Figures 2 and 3 present the Rasch person-item map illustrating the relationship between participants’ agreeability to the accuracy and comfort levels of the hand-gesture–based command ( left columns ) and the level of accuracy and comfort of each hand-gesture–based command ( right columns ) on a common logit scale ( central bar ). As a general rule, the mean item difficulty estimate is centered on 0 logits. Participants and items were arranged according to their logit measurements so that the most affirmative person (who gave high ratings to the items) and the most difficult item (which received the lowest ratings) are on the upper section of the map, and the least affirmative person and least difficult item are on the lower section of the map. Thus, the higher the participant is on the map, the more likely he or she would have been to endorse the accuracy or comfort level of the hand-gesture–based commands. Conversely, the lower the item is on the map, the more likely the item would have been to be endorsed by the participants as accurately and comfortably performed.

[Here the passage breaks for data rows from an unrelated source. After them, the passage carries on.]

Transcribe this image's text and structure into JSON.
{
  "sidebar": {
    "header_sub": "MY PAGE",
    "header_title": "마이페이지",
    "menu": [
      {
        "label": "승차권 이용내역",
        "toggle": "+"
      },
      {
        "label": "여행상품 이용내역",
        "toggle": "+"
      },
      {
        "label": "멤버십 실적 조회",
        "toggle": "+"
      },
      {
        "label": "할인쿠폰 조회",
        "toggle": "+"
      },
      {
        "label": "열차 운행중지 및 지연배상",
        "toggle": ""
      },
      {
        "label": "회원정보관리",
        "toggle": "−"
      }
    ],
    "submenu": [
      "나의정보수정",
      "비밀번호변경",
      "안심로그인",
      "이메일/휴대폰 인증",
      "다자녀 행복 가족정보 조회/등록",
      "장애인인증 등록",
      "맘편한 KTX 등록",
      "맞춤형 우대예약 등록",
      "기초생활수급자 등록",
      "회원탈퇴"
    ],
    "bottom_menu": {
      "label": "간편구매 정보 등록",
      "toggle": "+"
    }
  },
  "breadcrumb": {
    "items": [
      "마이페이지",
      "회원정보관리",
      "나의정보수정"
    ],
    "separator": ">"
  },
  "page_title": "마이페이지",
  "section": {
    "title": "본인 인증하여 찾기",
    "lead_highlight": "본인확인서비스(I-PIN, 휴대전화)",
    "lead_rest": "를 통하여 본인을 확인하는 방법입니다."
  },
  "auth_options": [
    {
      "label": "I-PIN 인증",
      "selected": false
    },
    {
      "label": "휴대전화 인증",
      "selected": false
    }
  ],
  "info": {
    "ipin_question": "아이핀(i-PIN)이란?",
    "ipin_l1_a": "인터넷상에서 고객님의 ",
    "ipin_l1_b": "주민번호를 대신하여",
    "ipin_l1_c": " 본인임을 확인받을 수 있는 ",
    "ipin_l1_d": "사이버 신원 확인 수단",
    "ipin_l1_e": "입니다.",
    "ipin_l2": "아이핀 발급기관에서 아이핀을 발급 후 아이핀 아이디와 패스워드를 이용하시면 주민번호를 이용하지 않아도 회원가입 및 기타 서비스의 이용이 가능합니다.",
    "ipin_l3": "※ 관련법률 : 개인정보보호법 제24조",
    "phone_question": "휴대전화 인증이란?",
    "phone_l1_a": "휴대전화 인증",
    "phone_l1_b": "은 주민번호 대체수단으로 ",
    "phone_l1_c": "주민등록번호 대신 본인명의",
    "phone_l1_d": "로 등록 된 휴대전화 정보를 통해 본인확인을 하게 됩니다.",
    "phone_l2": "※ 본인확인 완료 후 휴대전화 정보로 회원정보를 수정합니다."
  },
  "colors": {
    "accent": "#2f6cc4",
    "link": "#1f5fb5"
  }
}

Figure 2 on accuracy demonstrates the spread of the participants (logit range, 7.69 to 0.35) and the corresponding commands (logit range, 1.76 to −1.68). Most participants (92.0%) had logit scores that were higher (≥1.79) than all commands, indicating that a large proportion of the participants affirmed that they were able to perform the hand-gesture commands accurately. In Figure 3 on comfort level, the distribution also showed that most participants (logit range, 6.97 to −0.75) had higher logit scores than the commands (logit range, 2.09 to −1.69). More than 3 quarters of the participants (77.6%) had logit scores of 2.14 and above. Similarly, this signified that they affirmed that the hand gestures were comfortable for most if not all commands. The reset command had logit scores that were lower than all of the participants’ logit values at all 3 attempts (−1.49 to −1.68 for accuracy, and −1.53 to −1.69 for comfort), showing that it was perceived to be the most accurate command and the most comfortable hand-gesture–based command to perform. In contrast, select menu was considered the least accurate (1.76 to 0.95) and the least comfortable (2.09 to 1.21) because it had the highest logit scores among the 7 commands. The other hand-gesture–based commands were perceived to be within 1 SD of the mean item difficulty estimates for both accuracy and comfort.
Figure 4 , A and B , present the category probability curves for the accuracy and comfort level rating scales, respectively. The diagrams show the predicted probability of each participant’s response, which is based on the difference between the logit measure estimates of the person and the item of interest. This information aided in determining the probable rating for each item by the most and least affirmative persons.